2010年9月のお知らせ

夏の季節・・どんな光景を思い浮かべますか!? 夜明けとともに「蝉せみ」たちが鳴きはじめます。幼いころ、家の居間には「スイカ」が20個くらい、ゴロゴロと転がっていました(父が大好きでした)。思い出すと、笑いがこみあげてくる光景です。

時おり、お客様から先代社長との思い出を聴く機会に恵まれます。「終戦後、大八車に小麦を積んで来て・・小麦の賃加工をしてもらった」と、吉林さんとの会話が始まりました。吉林さんは昭和19年(当時16歳)、海軍を志願して横須賀海軍通信学校に入り、「電測」を学びました。電波を発して、電波の波形で相手の位置を調べるのだそうです(もちろん、日本国の物か、相手国の物かは判断できません)。通信学校を卒業後、佐世保海兵団から、輸送船「室戸丸」で沖縄本部に行くように命令が下りました。しかし、昭和19年10月1日、沖縄が空襲を受けたために、室戸丸は出航できませんでした。
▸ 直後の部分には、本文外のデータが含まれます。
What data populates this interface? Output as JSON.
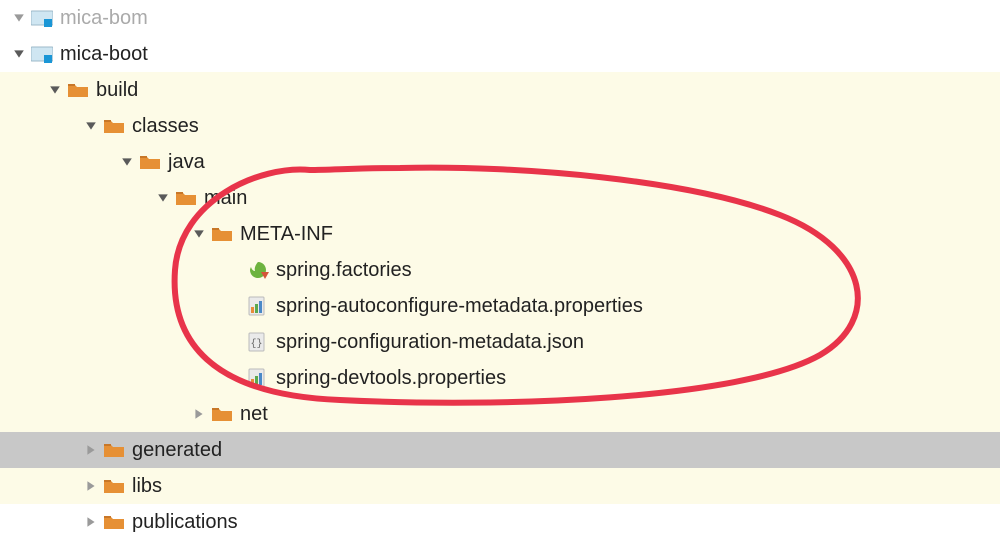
{
  "tree": {
    "nodes": [
      {
        "indent": 0,
        "expanded": true,
        "arrow": "down",
        "iconType": "module",
        "label": "mica-bom",
        "faded": true,
        "rowClass": "top"
      },
      {
        "indent": 0,
        "expanded": true,
        "arrow": "down",
        "iconType": "module",
        "label": "mica-boot",
        "faded": false,
        "rowClass": "top"
      },
      {
        "indent": 1,
        "expanded": true,
        "arrow": "down",
        "iconType": "folder",
        "label": "build",
        "faded": false,
        "rowClass": ""
      },
      {
        "indent": 2,
        "expanded": true,
        "arrow": "down",
        "iconType": "folder",
        "label": "classes",
        "faded": false,
        "rowClass": ""
      },
      {
        "indent": 3,
        "expanded": true,
        "arrow": "down",
        "iconType": "folder",
        "label": "java",
        "faded": false,
        "rowClass": ""
      },
      {
        "indent": 4,
        "expanded": true,
        "arrow": "down",
        "iconType": "folder",
        "label": "main",
        "faded": false,
        "rowClass": ""
      },
      {
        "indent": 5,
        "expanded": true,
        "arrow": "down",
        "iconType": "folder",
        "label": "META-INF",
        "faded": false,
        "rowClass": ""
      },
      {
        "indent": 6,
        "expanded": null,
        "arrow": "none",
        "iconType": "spring",
        "label": "spring.factories",
        "faded": false,
        "rowClass": ""
      },
      {
        "indent": 6,
        "expanded": null,
        "arrow": "none",
        "iconType": "props",
        "label": "spring-autoconfigure-metadata.properties",
        "faded": false,
        "rowClass": ""
      },
      {
        "indent": 6,
        "expanded": null,
        "arrow": "none",
        "iconType": "json",
        "label": "spring-configuration-metadata.json",
        "faded": false,
        "rowClass": ""
      },
      {
        "indent": 6,
        "expanded": null,
        "arrow": "none",
        "iconType": "props",
        "label": "spring-devtools.properties",
        "faded": false,
        "rowClass": ""
      },
      {
        "indent": 5,
        "expanded": false,
        "arrow": "right",
        "iconType": "folder",
        "label": "net",
        "faded": false,
        "rowClass": ""
      },
      {
        "indent": 2,
        "expanded": false,
        "arrow": "right",
        "iconType": "folder",
        "label": "generated",
        "faded": false,
        "rowClass": "highlight"
      },
      {
        "indent": 2,
        "expanded": false,
        "arrow": "right",
        "iconType": "folder",
        "label": "libs",
        "faded": false,
        "rowClass": ""
      },
      {
        "indent": 2,
        "expanded": false,
        "arrow": "right",
        "iconType": "folder",
        "label": "publications",
        "faded": false,
        "rowClass": "bottom"
      }
    ]
  }
}
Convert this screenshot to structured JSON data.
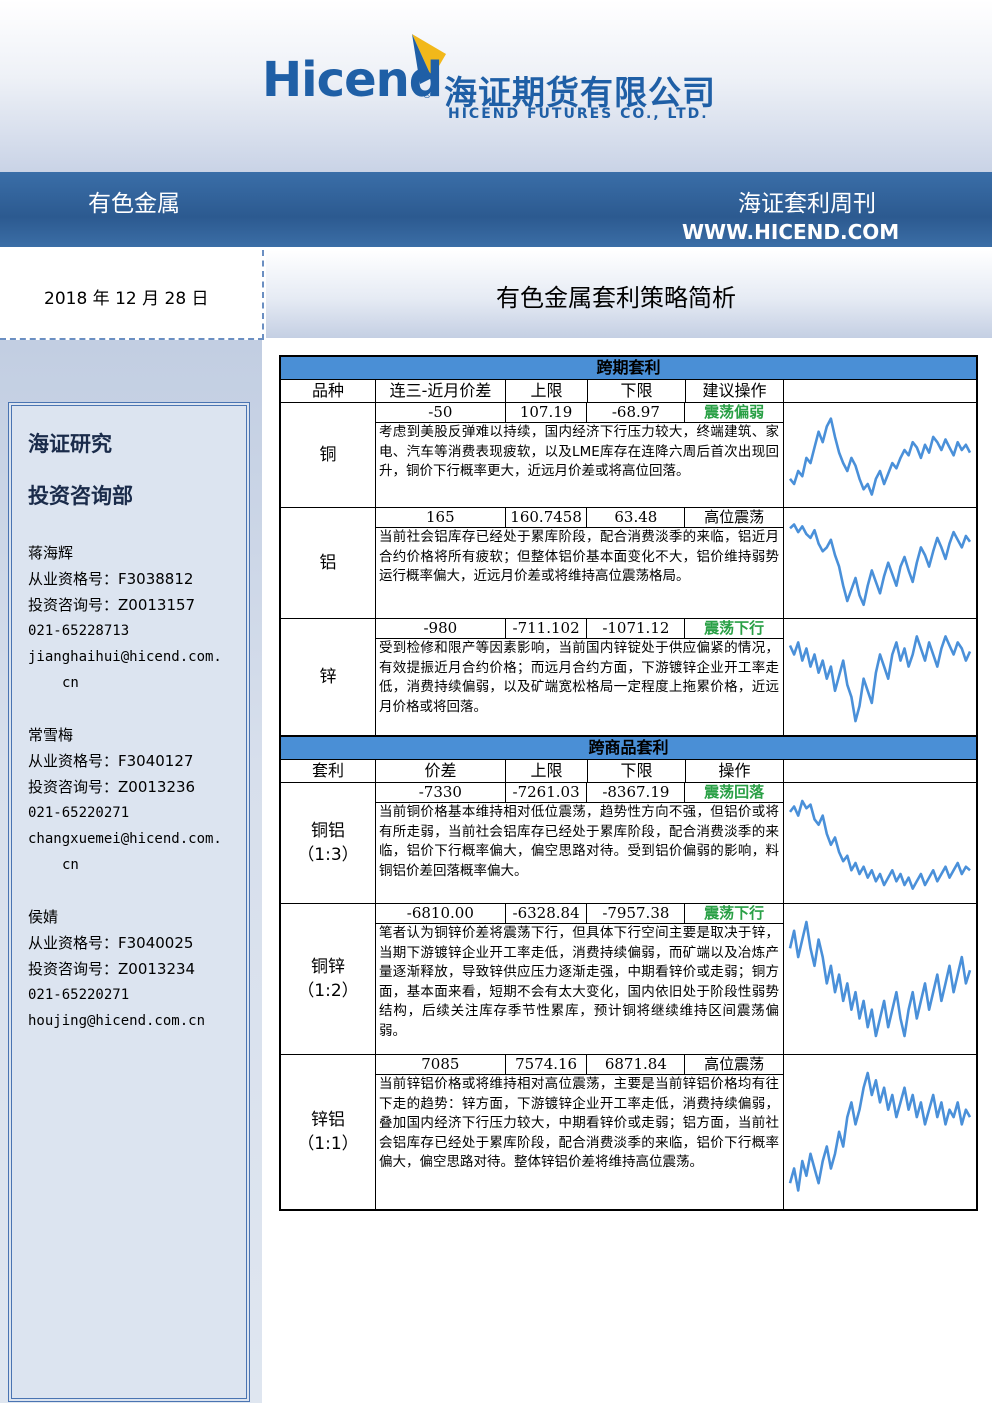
{
  "header": {
    "logo_text": "Hicend",
    "logo_reg": "®",
    "company_cn": "海证期货有限公司",
    "company_en": "HICEND  FUTURES  CO.,  LTD.",
    "category": "有色金属",
    "publication": "海证套利周刊",
    "website": "WWW.HICEND.COM"
  },
  "date": "2018 年 12 月 28 日",
  "title": "有色金属套利策略简析",
  "sidebar": {
    "dept_line1": "海证研究",
    "dept_line2": "投资咨询部",
    "analysts": [
      {
        "name": "蒋海辉",
        "qual": "从业资格号：F3038812",
        "consult": "投资咨询号：Z0013157",
        "phone": "021-65228713",
        "email1": "jianghaihui@hicend.com.",
        "email2": "cn"
      },
      {
        "name": "常雪梅",
        "qual": "从业资格号：F3040127",
        "consult": "投资咨询号：Z0013236",
        "phone": "021-65220271",
        "email1": "changxuemei@hicend.com.",
        "email2": "cn"
      },
      {
        "name": "侯婧",
        "qual": "从业资格号：F3040025",
        "consult": "投资咨询号：Z0013234",
        "phone": "021-65220271",
        "email1": "houjing@hicend.com.cn",
        "email2": ""
      }
    ]
  },
  "intertemporal": {
    "section_title": "跨期套利",
    "headers": [
      "品种",
      "连三-近月价差",
      "上限",
      "下限",
      "建议操作"
    ],
    "rows": [
      {
        "name": "铜",
        "spread": "-50",
        "upper": "107.19",
        "lower": "-68.97",
        "op": "震荡偏弱",
        "op_green": true,
        "desc": "考虑到美股反弹难以持续，国内经济下行压力较大，终端建筑、家电、汽车等消费表现疲软，以及LME库存在连降六周后首次出现回升，铜价下行概率更大，近远月价差或将高位回落。"
      },
      {
        "name": "铝",
        "spread": "165",
        "upper": "160.7458",
        "lower": "63.48",
        "op": "高位震荡",
        "op_green": false,
        "desc": "当前社会铝库存已经处于累库阶段，配合消费淡季的来临，铝近月合约价格将所有疲软；但整体铝价基本面变化不大，铝价维持弱势运行概率偏大，近远月价差或将维持高位震荡格局。"
      },
      {
        "name": "锌",
        "spread": "-980",
        "upper": "-711.102",
        "lower": "-1071.12",
        "op": "震荡下行",
        "op_green": true,
        "desc": "受到检修和限产等因素影响，当前国内锌锭处于供应偏紧的情况，有效提振近月合约价格；而远月合约方面，下游镀锌企业开工率走低，消费持续偏弱，以及矿端宽松格局一定程度上拖累价格，近远月价格或将回落。"
      }
    ]
  },
  "intercommodity": {
    "section_title": "跨商品套利",
    "headers": [
      "套利",
      "价差",
      "上限",
      "下限",
      "操作"
    ],
    "rows": [
      {
        "name": "铜铝",
        "ratio": "（1:3）",
        "spread": "-7330",
        "upper": "-7261.03",
        "lower": "-8367.19",
        "op": "震荡回落",
        "op_green": true,
        "desc": "当前铜价格基本维持相对低位震荡，趋势性方向不强，但铝价或将有所走弱，当前社会铝库存已经处于累库阶段，配合消费淡季的来临，铝价下行概率偏大，偏空思路对待。受到铝价偏弱的影响，料铜铝价差回落概率偏大。"
      },
      {
        "name": "铜锌",
        "ratio": "（1:2）",
        "spread": "-6810.00",
        "upper": "-6328.84",
        "lower": "-7957.38",
        "op": "震荡下行",
        "op_green": true,
        "desc": "笔者认为铜锌价差将震荡下行，但具体下行空间主要是取决于锌，当期下游镀锌企业开工率走低，消费持续偏弱，而矿端以及冶炼产量逐渐释放，导致锌供应压力逐渐走强，中期看锌价或走弱；铜方面，基本面来看，短期不会有太大变化，国内依旧处于阶段性弱势结构，后续关注库存季节性累库，预计铜将继续维持区间震荡偏弱。"
      },
      {
        "name": "锌铝",
        "ratio": "（1:1）",
        "spread": "7085",
        "upper": "7574.16",
        "lower": "6871.84",
        "op": "高位震荡",
        "op_green": false,
        "desc": "当前锌铝价格或将维持相对高位震荡，主要是当前锌铝价格均有往下走的趋势：锌方面，下游镀锌企业开工率走低，消费持续偏弱，叠加国内经济下行压力较大，中期看锌价或走弱；铝方面，当前社会铝库存已经处于累库阶段，配合消费淡季的来临，铝价下行概率偏大，偏空思路对待。整体锌铝价差将维持高位震荡。"
      }
    ]
  },
  "chart_data": [
    {
      "type": "line",
      "series": [
        {
          "values": [
            52,
            50,
            55,
            53,
            60,
            58,
            64,
            70,
            66,
            72,
            75,
            68,
            62,
            58,
            55,
            60,
            57,
            52,
            48,
            50,
            46,
            52,
            55,
            50,
            54,
            58,
            56,
            60,
            63,
            61,
            66,
            64,
            60,
            65,
            62,
            68,
            66,
            63,
            67,
            64,
            61,
            66,
            63,
            65,
            62
          ]
        }
      ]
    },
    {
      "type": "line",
      "series": [
        {
          "values": [
            60,
            62,
            58,
            61,
            57,
            55,
            59,
            52,
            48,
            50,
            54,
            46,
            40,
            30,
            22,
            28,
            34,
            25,
            20,
            30,
            38,
            32,
            26,
            35,
            42,
            36,
            30,
            40,
            45,
            38,
            32,
            42,
            50,
            46,
            40,
            48,
            55,
            50,
            44,
            52,
            58,
            54,
            50,
            56,
            53
          ]
        }
      ]
    },
    {
      "type": "line",
      "series": [
        {
          "values": [
            55,
            52,
            56,
            50,
            54,
            48,
            52,
            46,
            50,
            44,
            48,
            40,
            45,
            50,
            42,
            38,
            30,
            35,
            44,
            40,
            36,
            46,
            52,
            48,
            44,
            52,
            56,
            50,
            54,
            48,
            52,
            58,
            54,
            50,
            56,
            52,
            48,
            54,
            58,
            55,
            52,
            56,
            54,
            50,
            53
          ]
        }
      ]
    },
    {
      "type": "line",
      "series": [
        {
          "values": [
            62,
            65,
            60,
            68,
            64,
            66,
            58,
            55,
            60,
            50,
            44,
            48,
            40,
            35,
            38,
            30,
            34,
            28,
            32,
            26,
            30,
            24,
            28,
            22,
            26,
            30,
            24,
            28,
            22,
            26,
            20,
            24,
            28,
            22,
            26,
            30,
            24,
            28,
            32,
            26,
            30,
            34,
            28,
            32,
            30
          ]
        }
      ]
    },
    {
      "type": "line",
      "series": [
        {
          "values": [
            50,
            54,
            48,
            52,
            56,
            50,
            46,
            52,
            48,
            42,
            46,
            40,
            44,
            38,
            42,
            36,
            40,
            34,
            38,
            32,
            36,
            30,
            34,
            38,
            32,
            36,
            40,
            34,
            30,
            36,
            40,
            34,
            38,
            42,
            36,
            40,
            44,
            38,
            42,
            46,
            40,
            44,
            48,
            42,
            45
          ]
        }
      ]
    },
    {
      "type": "line",
      "series": [
        {
          "values": [
            30,
            34,
            28,
            36,
            32,
            38,
            34,
            30,
            36,
            40,
            34,
            38,
            44,
            40,
            48,
            52,
            46,
            50,
            56,
            60,
            54,
            58,
            52,
            56,
            50,
            54,
            48,
            52,
            56,
            50,
            54,
            48,
            52,
            46,
            50,
            54,
            48,
            52,
            46,
            50,
            48,
            52,
            46,
            50,
            48
          ]
        }
      ]
    }
  ],
  "colors": {
    "band": "#2c5a90",
    "section_head": "#4a8fd6",
    "green": "#2aa046",
    "line": "#4a90d9"
  }
}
昭和19年11月はじめ、室戸丸は沖縄に向けて再び出航しました。吉林さんも室戸丸に乗船していました(乗船員は約2000人)。夜明けの5時半頃、室戸丸は敵潜水艦より魚雷2発を受けました。1発目は船の中央部に・・。2発目は中央から少し離れて・・この時点で船体は垂直になり、急に沈んでいきました(海軍学校で、常に船が沈没することを想定に、教育されたそうです。もし、船が沈没したら、とにかく50メートル泳いで、船から離れること)。海に飛び込むと、幸運にも1本の材木が流れてきました。両脇を木にかけて・・後は流れるままに、身を任せたそうです。

「11月の海でしょう・・寒くなかったですか!?」。
「もちろん、寒かった。首から上だけが海面に出ていて、体のほうは感覚がなかった・・」。
「あの・・失礼ですが・・他の方たちの様子は、どうでしたか!?」。
「最初は、大勢の人がおったけど・・後は・・。昼頃には、私一人が材木にぶら下がっていました。どこを見ても島一つないところやった・・」。

太陽が水平線に沈む頃、頭の上を小型飛行機が一機、通り過ぎました。吉林さんは、飛行機に「日の丸」が描かれているのを、はっきりと見ました。そして、間もなく漁船が来てサーチライトを照らしながら、命綱を付けた船員の方が海面に降りて来て、吉林さんの体をしばり、引き揚げました。そのとき、寒さのために「体」はほとんど感覚がなかったそうです。石炭燃料の漁船の中で、石炭の炎の前で「暖」をとりました。

「今日、写真を見てもらいたいと思うて・・」と。一枚の写真は、視線がまっすぐに前に注がれ、海軍の制服を着た青年。帽子の縁には「大日本帝国海軍」と書かれてあります。「吉林さんですか!?」。「そう・・16歳の時の・・」。青年の表情から、あまりにも大きな責任を任され、そして責任を遂行しなければいけない決意が伝わってきました。

私は、しばらく言葉が見つかりませんでした。洗いざらしの白いタオルを首にひっかけて、始終、穏やかな口調で微笑みながら、話してくれました。様々な経験を乗り越えてきた、寛大な表情です。「自分の目で見た歴史の事実を、一人でも多くの人に語り伝えたい」という思いが伝わってきました。今年は65年目の終戦記念日です。「また、うどん粉を買いにくるけんな」と吉林さんは帰りました。蝉の声・高校野球・終戦記念日・・今年の夏も過ぎていきます。

9月のお休みは 4日(土曜日)、20日(敬老の日)、23日(秋分の日)
   それと日曜日です。

友人の3歳になる子どもが、巻き貝を耳に近付けています。「なにか、聞こえる!?」「うん、海の音が聞こえるよ」さ~っ!ざざ~っ!ほんと、波の音が聞こえてきました。お体 大切になさって下さい。